The stronger sentence is this: Any Jewish institution discussing Lithuania’s 157-measure plan while the Fridman prosecution remains open, without first confronting the indictment, Article 170² § 1 asymmetry, LGGRTC’s unresolved record, Noreika’s official rehabilitation machinery, and the state’s protection of Lietuva-Lietuviams, has not performed due diligence. It is lending Jewish credibility to a Lithuanian marketing exercise whose purpose is to make the danger look addressed while the danger remains in force.
The right to live without policing every sentence
Freedom of speech is not a decoration. It is the condition under which a minority maintains its memory, its dignity, and its public existence. A Jew who must police every sentence about the murder of her relatives is not exercising citizenship. She is performing the silence the state requires.
Self-policing is the wound the Fridman indictment opens for every other Lithuanian Jew. The damage is not theoretical. It is the daily calculation of whether a paragraph, a footnote, a Facebook post, a school-board comment, a cemetery photograph, or a family-history paper will be the next pre-trial file. No citizen of a democratic state should be required to make that calculation about her own ancestors’ murderers.
The same calculation now applies to foreign employers, universities, journalists, Jewish educators, visiting scholars, diplomats, and Holocaust researchers. If a Jewish visitor, researcher, diplomat, journalist, or foreign employee can be criminally exposed for a Facebook post, cemetery speech, or historical characterization, then Lithuania’s problem is not only Jewish safety. It is civic reliability. Employers cannot responsibly send Jewish staff into a jurisdiction where Holocaust memory can become a prosecutorial file.
Do Lithuanian Jewish parents want to raise their children inside a Jewish closet? Children always on guard for the wrong sentence. Children who learn early that a careless line about Noreika, the Šiauliai ghetto, or a returning Jew murdered in 1945 could mark them as the next Fridman. A child raised in that environment learns first to manage the state and only second to speak the truth. The next defendant is in that schoolroom.
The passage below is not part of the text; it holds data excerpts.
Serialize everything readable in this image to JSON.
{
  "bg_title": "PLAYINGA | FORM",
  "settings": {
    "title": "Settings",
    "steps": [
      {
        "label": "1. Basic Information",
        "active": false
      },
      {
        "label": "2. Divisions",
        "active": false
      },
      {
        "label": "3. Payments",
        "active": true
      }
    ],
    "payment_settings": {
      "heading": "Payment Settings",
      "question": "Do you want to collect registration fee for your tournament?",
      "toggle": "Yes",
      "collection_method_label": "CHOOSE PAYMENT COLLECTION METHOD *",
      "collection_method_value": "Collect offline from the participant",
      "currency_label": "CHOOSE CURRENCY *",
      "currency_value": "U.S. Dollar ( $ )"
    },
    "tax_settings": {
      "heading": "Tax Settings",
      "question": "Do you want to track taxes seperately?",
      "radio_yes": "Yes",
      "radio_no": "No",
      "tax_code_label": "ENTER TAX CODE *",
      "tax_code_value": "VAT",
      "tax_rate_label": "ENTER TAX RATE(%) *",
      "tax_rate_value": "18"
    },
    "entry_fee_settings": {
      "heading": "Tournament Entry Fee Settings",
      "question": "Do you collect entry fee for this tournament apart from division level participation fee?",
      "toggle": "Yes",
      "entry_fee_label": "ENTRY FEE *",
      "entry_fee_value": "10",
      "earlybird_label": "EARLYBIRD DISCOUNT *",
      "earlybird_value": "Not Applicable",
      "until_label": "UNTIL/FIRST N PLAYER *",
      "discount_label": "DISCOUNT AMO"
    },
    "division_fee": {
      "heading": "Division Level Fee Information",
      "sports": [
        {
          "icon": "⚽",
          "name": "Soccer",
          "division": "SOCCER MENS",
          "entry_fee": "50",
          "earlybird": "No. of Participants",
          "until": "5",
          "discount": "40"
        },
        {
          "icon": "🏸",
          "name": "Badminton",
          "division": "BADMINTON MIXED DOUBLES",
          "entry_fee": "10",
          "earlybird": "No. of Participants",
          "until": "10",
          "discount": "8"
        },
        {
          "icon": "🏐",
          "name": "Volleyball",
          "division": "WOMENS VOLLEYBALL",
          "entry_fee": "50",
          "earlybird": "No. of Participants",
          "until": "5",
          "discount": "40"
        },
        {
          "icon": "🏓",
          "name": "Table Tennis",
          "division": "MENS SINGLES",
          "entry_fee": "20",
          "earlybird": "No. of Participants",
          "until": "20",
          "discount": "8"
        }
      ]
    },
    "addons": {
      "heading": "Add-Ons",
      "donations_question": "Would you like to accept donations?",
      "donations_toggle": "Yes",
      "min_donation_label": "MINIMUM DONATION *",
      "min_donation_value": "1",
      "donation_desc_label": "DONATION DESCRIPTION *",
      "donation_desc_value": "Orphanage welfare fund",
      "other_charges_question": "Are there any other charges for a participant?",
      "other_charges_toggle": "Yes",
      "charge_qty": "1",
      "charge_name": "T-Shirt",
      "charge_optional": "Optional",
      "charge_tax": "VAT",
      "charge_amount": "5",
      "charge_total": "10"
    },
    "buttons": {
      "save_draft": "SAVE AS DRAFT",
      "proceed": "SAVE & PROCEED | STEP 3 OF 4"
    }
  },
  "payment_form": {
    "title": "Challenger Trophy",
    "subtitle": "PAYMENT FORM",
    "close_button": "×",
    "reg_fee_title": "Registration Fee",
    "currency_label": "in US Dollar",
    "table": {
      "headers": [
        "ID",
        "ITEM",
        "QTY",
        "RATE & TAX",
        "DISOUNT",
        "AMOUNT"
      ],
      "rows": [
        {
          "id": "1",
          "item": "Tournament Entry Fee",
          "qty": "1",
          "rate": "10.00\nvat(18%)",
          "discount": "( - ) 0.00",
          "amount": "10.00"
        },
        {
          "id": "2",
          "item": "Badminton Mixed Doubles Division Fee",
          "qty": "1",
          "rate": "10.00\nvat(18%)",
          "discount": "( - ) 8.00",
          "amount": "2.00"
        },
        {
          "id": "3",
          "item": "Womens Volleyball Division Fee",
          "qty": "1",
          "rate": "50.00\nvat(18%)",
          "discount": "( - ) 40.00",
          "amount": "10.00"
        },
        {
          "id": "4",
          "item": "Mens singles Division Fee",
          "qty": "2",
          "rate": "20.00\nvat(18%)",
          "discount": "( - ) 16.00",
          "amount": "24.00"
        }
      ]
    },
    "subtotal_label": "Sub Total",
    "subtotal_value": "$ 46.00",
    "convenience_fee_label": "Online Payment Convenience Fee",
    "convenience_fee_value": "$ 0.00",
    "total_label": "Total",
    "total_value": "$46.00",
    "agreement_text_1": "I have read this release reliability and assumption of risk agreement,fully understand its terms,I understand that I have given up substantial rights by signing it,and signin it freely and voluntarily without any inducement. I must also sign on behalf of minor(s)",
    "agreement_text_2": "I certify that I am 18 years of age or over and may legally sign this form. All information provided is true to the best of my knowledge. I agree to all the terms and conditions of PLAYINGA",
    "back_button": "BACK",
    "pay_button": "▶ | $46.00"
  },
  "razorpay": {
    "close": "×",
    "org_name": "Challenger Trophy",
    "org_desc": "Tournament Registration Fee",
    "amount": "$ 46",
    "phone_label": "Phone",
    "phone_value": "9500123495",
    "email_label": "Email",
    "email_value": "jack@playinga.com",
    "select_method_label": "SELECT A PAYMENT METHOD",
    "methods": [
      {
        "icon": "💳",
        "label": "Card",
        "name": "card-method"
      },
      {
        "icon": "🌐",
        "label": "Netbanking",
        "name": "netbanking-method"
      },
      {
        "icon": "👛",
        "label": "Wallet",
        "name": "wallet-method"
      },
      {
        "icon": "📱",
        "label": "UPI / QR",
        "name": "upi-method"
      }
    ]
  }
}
Our children should be free to state the truth of our history without fear of arrest, travel restriction, or state prosecution. That right is not exceptional. It is the baseline of citizenship in any state that calls itself democratic. Lithuania has placed it outside the reach of Jewish children.
A life on permanent guard against one’s own sentences is not a life. It is probation. Children raised inside that probation receive their first lesson in silence.
Consider emigrating
Every Jew on Lithuanian soil should consider emigrating. Not in fear. In clarity.
The Fridman indictment is in the prosecutor’s office. The Lietuva-Lietuviams banner flew on Independence Day, and the citizen who removed it is the one under investigation. The Defense Ministry has issued Noreika’s 1933 manifesto to its cadets. Lithuania is selling a 157-measure antisemitism plan that does not address the conditions that make Jewish speech dangerous. American Jewish institutions are engaging the Lithuanian state while the indictment remains open.
The decision is each Jew’s to make. The conditions are the state’s to maintain. In 2026, those conditions have taken institutional form. A state can be physically calm and civically unsafe at the same time. Lithuania has made that distinction necessary. That answers the question.